CHICKEN FRIED RICE 
3/4 c. diced, cooked chicken
1/2 tsp. cornstarch
1/4 tsp. salt
1 tbsp. vegetable oil
2 eggs, slightly beaten
1 (8 oz.) can sliced water chestnuts, drained
1 c. sliced mushrooms
1/2 tsp. salt
2 tbsp. vegetable oil
3 c. cooked rice
1 tbsp. soy sauce
1 tbsp. chopped green onions with tops
Dash of white pepper

Mix chicken, cornstarch and 1/4 teaspoon salt. Heat 12" skillet until very hot. Add 1 tablespoon vegetable oil. Rotate to coat side. Add eggs; cook and stir until eggs are thickened thoroughly, but still moist.
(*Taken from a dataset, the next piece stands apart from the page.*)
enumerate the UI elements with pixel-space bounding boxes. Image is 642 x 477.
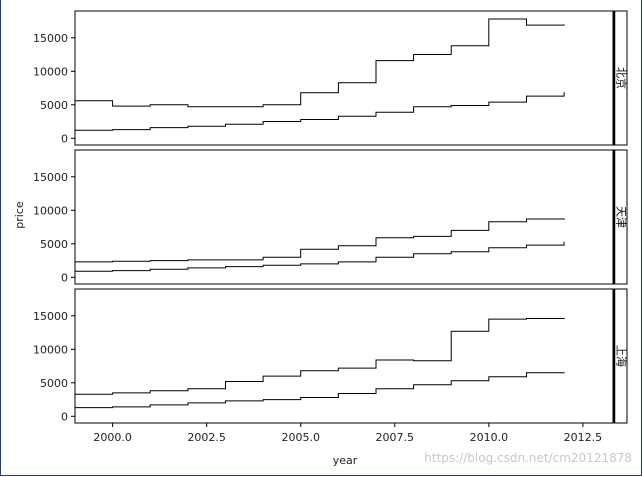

Remove from pan. Heat skillet until very hot. Add 1 teaspoon oil. Rotate to coat side. Add chicken, water chestnuts, mushrooms and 1/2 teaspoon salt. Fry 1 minute; remove from pan.

Heat skillet until very hot. Add 2 teaspoons oil. Rotate pan. Add rice, fry 1 minute. Stir in soy sauce. Add chicken mixture, eggs and remaining ingredients. Fry 30 seconds. 4 servings.